I’m been, for the last 20 or so years, a life member of the Hawaiian Railway Society, so I’ve been able to watch (increasingly from afar as I am no longer a well-to-do computer programmer) how the society is keeping the last bits of the OR&N functional. Mainly via the society’s newsletter (the website is, um, not useful), so sometimes the news is useful, other times it is not.

Recently, HDOT decided that they wanted to expand a suburban street (a new suburb; HRS’s yard & shops are at the Ewa (island directions; from Honolulu, you go either Diamond Head (anti-clockwise) or Ewa (clockwise) along the coast. The directions get a bit wonky when you overshoot the offending landmarks) side of Ewa (light farming & Barbers Point NAS) but as Oahu built up the farmland & the NAS were converted to subdivisions, so of course the DOT wanted to build More! More! More! roads because G-d knows that Oahu doesn’t have enough traffic already. And where to put the road? There was a big wide open space just Ewa of Ewa with the HRS’s yard on the Diamond Head side, so of course HDOT proposed to route a new surface (no bridge, of course, for reasons) road through the Ewa end of the yard.
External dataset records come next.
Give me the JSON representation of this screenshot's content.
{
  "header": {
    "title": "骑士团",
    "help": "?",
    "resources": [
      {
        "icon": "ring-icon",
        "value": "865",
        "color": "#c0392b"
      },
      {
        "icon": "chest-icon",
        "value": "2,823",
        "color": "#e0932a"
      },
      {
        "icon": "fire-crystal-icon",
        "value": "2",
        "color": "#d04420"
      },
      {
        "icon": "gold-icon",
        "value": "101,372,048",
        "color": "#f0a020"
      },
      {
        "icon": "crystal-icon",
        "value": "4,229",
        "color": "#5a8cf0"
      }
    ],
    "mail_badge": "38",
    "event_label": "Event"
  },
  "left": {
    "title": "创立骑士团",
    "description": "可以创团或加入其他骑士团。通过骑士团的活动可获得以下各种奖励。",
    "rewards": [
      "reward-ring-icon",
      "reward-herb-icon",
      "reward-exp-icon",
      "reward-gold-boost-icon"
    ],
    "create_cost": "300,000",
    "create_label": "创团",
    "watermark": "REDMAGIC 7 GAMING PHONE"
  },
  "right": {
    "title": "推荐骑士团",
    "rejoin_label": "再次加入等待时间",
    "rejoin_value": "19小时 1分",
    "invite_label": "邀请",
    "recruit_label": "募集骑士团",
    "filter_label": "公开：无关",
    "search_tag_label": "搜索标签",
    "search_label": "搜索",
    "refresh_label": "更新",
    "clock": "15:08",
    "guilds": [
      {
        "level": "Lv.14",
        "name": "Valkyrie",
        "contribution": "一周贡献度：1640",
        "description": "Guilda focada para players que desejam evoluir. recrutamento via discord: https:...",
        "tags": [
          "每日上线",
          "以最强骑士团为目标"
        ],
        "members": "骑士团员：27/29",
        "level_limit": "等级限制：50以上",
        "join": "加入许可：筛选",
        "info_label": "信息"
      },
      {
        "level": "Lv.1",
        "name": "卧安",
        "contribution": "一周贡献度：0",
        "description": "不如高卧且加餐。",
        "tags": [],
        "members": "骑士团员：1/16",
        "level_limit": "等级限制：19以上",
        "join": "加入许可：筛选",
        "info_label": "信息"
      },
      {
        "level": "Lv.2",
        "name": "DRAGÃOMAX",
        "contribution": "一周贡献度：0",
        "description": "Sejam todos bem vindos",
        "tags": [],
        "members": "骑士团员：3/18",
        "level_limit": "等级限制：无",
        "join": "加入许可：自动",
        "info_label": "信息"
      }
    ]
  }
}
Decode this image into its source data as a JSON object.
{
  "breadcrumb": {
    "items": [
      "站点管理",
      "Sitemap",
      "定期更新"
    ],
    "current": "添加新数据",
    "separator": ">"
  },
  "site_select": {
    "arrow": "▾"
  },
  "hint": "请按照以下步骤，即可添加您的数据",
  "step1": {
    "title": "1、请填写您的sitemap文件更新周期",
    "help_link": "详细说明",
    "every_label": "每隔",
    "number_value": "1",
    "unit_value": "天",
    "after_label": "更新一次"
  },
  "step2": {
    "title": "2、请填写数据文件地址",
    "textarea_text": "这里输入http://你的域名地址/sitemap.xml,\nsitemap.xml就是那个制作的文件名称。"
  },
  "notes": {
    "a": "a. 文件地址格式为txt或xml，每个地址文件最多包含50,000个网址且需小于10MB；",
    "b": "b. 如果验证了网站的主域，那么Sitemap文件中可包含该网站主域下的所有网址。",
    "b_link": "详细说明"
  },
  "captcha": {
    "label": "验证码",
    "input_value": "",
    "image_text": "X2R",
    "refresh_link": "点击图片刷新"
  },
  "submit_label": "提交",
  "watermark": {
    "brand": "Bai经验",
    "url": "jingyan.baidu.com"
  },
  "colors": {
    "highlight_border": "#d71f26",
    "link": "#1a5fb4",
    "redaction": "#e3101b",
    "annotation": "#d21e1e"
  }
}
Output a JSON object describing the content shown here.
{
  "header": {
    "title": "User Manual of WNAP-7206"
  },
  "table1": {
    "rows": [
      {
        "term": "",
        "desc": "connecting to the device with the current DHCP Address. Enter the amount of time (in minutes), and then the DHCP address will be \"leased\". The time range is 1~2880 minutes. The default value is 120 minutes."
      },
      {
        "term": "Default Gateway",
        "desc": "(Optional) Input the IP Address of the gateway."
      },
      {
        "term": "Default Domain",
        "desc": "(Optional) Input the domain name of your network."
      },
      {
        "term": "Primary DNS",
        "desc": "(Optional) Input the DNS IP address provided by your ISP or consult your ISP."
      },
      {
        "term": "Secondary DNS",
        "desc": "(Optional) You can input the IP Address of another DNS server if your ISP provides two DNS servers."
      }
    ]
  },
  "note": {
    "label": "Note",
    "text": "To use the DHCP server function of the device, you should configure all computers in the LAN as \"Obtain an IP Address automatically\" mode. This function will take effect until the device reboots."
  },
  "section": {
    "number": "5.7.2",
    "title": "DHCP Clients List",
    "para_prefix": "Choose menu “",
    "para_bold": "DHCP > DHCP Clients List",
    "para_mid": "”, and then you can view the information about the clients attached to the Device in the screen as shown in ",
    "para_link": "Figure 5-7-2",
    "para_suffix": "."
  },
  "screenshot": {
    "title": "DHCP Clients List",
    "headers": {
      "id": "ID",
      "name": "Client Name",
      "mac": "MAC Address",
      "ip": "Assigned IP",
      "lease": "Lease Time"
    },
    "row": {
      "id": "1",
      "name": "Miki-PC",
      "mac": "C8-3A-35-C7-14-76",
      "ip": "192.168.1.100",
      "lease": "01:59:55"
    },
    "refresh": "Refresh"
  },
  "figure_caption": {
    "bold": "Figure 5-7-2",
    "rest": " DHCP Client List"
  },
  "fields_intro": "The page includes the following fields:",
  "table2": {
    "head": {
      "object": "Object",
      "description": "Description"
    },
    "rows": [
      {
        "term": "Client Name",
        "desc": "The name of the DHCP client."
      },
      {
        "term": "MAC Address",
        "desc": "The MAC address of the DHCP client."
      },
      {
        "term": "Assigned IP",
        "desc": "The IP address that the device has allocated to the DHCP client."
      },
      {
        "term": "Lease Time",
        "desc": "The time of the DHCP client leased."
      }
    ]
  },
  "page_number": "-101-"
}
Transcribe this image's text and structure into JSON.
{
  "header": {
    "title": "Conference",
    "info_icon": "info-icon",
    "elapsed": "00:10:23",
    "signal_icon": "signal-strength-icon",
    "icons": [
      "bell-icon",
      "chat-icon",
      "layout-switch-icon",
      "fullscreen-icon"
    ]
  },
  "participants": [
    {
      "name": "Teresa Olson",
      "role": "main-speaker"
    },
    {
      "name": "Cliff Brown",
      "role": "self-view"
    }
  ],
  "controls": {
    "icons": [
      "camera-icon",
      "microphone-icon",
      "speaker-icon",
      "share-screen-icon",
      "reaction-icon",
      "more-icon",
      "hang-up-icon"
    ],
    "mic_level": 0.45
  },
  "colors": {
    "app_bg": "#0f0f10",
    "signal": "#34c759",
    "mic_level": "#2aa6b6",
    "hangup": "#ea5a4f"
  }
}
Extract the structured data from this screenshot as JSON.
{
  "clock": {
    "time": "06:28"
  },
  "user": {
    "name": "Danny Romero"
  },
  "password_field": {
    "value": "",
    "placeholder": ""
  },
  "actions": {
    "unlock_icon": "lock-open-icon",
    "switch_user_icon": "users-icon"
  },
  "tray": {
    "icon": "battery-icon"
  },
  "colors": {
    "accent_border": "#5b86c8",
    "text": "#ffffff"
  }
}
Land is hideously expensive on Oahu, so having the yard condemned out from under the HRS would have been a complete disaster. So the HRS swung into action and went into full complainy mode about it, and when the governor caught wind of it he (as best as I can tell from the article in the HRS newsletter) told HDOT not to be stupid and not to do it under his watch. (And, for heaven’s sake, there’s an El being built just a couple of miles east; there’s absolutely no reason to make it easier for people to drive up to H1 and sit in a parking lot when they can just hop on the El and ride into town.)

This was announced in the most recent HRS newsletter, which was good to know, but then for some completely unknown reason the reporter lunged off into conspiracy theory land and started reporting that “some government bodies” were trying to do some unspecified evil things to the HRS and that “we can’t afford to relax”. No details, not one bit. Just “some goverment bodies” which are “trying to tell” the HRS how to do MOW. Very much unlike the issue with HDOT, where the government agency was mentioned and the offending action was described.

Jesus, Ahahele I Ke Ka`Aahi-editor, what’s the point of letting this sort of vague McCarthyesq insinuations take up column inches when you could instead of said more about HDOT being told to stop or even explicitly mentioned the alleged government bodies and their alleged demands about how the HRS should do MOW.

So I sent the HRS a piece of mail asking if they could just not do this shit:

In the “Thank You! You did it!” article there’s a vague ominous mention about “some government bodies” trying to tell HRS how to do MOW. It’s implied that these anonymous government forces are trying to drive HRS out of business, but it could just as easily be that someone forwarded a best practices document along to the HRS (because it’s not the only railroad in the state) or that there’s an issue with damaged rail/suspiciously sourced ballast that came to this conveniently anonymous government agency, or even a note from the department of labor about ergonomics.

Whatever the case may be, I don’t think this is particularly useful because it says nothing. It’s very much unlike mentioning that the DOT was saying “hey, nobody will miss the last island gauge railroad yard on Oahu so let’s just shove this city street across it”, because in that case the HRS said what this problem was and how to deal with it. Here, it’s just “be afraid”, but of what nobody knows about what.

If there is actually a problem, please please please say what is it, and where it’s coming from, and then the membership actually has a fighting chance of being able to do something productive about it. “We can’t afford to relax”, indeed. We can’t afford to come across as a bunch of poorly-informed anti-government lunatics when we’re preserving an important part of colonial Hawaiian history.